Despite the frustrations, the core area concept “is a far better scenario for the state of Wyoming than economy of the state of Wyoming than a listed bird.”
In 2008, the Game and Fish counted 180 sage grouse and five leks on Cooper’s land. He is not aware of further data collected. According to Binfet, the Game and Fish Department takes new data on sage-grouse numbers and leks each year and the recent changes reflect new data and new counts.
Cooper plans to talk with the governor and also has written to gubernatorial candidates.
“It’s pretty easy to sit down a long ways away and draw curves in a map,” Cooper said, “but it’s a lot harder when it gets down to the specifics of how it affects individuals. I don’t think a lot of people would want to go through this kind of process with their property.”

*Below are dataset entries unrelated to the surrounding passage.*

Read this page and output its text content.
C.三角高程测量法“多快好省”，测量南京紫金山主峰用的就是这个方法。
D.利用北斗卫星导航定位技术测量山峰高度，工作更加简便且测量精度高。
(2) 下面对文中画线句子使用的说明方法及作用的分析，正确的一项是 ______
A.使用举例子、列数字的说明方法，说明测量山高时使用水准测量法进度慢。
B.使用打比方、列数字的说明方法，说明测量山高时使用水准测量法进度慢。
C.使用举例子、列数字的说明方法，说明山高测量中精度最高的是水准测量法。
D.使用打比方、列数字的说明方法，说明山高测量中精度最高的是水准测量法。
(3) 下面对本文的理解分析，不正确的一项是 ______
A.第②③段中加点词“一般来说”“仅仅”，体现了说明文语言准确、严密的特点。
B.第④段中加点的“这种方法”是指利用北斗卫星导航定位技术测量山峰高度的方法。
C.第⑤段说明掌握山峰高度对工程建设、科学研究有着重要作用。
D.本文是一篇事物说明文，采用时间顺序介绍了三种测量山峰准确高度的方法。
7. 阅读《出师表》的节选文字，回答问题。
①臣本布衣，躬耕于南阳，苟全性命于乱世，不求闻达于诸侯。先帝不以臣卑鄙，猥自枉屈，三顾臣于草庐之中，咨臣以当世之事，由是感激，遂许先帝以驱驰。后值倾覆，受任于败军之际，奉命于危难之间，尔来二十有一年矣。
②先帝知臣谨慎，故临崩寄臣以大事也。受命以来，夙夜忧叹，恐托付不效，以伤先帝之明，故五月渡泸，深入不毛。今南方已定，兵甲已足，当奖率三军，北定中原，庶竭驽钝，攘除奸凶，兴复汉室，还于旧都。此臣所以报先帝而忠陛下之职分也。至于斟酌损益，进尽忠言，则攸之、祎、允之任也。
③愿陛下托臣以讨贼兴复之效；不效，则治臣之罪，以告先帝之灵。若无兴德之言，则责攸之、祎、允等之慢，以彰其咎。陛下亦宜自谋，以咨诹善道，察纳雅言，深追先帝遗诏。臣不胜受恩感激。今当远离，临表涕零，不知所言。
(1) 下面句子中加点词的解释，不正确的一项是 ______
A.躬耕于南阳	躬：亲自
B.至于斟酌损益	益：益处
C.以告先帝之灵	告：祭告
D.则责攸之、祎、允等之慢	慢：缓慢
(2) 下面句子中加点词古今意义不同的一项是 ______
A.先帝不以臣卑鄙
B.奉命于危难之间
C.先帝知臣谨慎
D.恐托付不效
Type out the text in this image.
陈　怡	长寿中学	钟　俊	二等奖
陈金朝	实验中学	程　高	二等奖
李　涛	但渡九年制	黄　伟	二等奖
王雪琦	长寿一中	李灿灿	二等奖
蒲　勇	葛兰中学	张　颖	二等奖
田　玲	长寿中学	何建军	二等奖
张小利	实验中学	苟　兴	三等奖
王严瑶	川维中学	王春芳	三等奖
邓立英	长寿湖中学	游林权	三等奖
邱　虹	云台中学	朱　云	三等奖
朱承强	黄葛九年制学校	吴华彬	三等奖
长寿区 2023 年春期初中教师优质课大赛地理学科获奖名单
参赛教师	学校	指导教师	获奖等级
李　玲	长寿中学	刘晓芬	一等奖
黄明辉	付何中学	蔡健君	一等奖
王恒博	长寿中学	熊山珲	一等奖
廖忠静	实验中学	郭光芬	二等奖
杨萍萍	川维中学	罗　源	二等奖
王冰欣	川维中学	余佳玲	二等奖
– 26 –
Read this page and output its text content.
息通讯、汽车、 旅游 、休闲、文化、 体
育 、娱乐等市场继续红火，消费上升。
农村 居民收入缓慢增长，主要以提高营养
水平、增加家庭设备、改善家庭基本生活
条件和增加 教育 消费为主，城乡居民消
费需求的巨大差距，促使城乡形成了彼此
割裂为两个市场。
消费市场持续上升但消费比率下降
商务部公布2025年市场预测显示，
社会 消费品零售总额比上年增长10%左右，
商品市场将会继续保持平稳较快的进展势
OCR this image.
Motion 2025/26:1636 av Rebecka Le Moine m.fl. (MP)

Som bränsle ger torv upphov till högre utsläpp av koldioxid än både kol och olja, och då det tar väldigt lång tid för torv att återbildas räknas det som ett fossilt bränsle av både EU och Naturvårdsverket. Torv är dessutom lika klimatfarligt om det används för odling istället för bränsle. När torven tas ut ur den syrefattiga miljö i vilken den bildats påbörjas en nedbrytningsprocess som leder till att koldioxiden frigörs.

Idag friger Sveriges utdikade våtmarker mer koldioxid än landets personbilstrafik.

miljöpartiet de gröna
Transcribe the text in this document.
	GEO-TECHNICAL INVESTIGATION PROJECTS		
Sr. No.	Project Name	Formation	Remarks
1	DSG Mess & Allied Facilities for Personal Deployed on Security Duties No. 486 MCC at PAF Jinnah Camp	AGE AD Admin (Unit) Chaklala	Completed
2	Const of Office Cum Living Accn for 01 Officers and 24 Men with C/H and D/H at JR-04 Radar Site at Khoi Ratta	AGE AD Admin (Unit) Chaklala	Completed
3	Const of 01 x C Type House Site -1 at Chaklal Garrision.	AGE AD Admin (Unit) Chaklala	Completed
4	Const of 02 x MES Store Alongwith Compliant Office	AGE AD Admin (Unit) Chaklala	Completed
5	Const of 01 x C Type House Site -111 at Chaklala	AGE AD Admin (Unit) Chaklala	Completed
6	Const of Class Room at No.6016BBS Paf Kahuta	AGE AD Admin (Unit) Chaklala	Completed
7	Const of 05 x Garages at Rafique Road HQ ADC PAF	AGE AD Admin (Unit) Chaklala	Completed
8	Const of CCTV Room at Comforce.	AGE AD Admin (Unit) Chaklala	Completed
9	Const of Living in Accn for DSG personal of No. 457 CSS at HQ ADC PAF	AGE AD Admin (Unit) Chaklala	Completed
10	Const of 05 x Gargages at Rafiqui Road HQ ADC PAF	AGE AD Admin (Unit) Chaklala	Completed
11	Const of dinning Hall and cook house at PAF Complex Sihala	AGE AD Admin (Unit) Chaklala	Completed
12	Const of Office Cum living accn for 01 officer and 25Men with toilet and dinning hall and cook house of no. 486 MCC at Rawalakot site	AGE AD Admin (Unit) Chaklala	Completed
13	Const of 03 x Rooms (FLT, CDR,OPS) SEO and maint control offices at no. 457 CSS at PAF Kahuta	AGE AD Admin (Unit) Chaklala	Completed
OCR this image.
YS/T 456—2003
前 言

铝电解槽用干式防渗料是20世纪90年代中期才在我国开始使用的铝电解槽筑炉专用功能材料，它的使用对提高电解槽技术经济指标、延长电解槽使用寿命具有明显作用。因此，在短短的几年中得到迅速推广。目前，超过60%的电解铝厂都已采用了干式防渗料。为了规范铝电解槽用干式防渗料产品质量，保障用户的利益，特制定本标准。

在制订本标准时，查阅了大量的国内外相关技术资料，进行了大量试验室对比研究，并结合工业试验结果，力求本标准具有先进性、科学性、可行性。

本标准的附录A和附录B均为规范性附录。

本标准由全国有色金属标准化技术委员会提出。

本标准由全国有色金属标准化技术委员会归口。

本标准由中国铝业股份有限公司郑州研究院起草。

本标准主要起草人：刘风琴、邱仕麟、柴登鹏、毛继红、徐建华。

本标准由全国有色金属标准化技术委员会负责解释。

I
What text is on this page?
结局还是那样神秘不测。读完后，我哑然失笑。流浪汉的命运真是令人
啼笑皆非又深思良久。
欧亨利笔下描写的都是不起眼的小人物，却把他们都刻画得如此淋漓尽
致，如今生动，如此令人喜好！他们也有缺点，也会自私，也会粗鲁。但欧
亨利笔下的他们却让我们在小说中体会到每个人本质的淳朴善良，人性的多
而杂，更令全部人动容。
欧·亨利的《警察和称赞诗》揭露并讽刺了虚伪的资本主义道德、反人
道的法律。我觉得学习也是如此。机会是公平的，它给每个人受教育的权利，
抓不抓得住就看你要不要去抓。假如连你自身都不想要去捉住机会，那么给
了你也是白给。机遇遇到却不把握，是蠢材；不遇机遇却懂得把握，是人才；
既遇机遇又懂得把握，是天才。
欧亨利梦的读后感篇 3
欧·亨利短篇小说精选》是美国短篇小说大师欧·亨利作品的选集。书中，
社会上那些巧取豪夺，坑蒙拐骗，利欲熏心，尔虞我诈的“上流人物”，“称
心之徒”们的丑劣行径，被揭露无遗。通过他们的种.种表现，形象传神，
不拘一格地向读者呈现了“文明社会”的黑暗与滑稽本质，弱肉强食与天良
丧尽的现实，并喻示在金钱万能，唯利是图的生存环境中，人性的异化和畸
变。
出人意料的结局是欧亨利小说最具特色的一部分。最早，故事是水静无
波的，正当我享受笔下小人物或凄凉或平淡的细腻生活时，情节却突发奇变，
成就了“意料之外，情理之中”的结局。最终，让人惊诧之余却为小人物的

Since his great grandfather began the ranch in 1889, “We’ve seen just about everything,” Cooper said. “But his is new.”
The landowner said that he’s been a good steward, and now is being punished because his land has better wildlife value.
“If someone would suggest something I could do to help the sage grouse that is reasonable,” Cooper said, “I think I would try to go for it.”
He hasn’t allowed hunting on his ranch since he noticed the decline in sage grouse “when we lost effective predator control methods in the 1970s,” he said. “Without addressing the predation issues, they aren’t going to do anything for the grouse.”
Cooper said he wasn’t concerned with the state efforts to protect the sage grouse because he wants them to survive too.
“Then you find out, this is going to have a huge impact on the way I operate and I’m going to lose the ability to manage my own property.”
He doesn’t want to see the sage grouse federally listed, but at least the federal government would operate under formal procedures in which he would be informed during the process.
“This is like saying that the governor of Wyoming can beat you up,” Cooper said, “and he won’t hit you as hard as Uncle Sam.”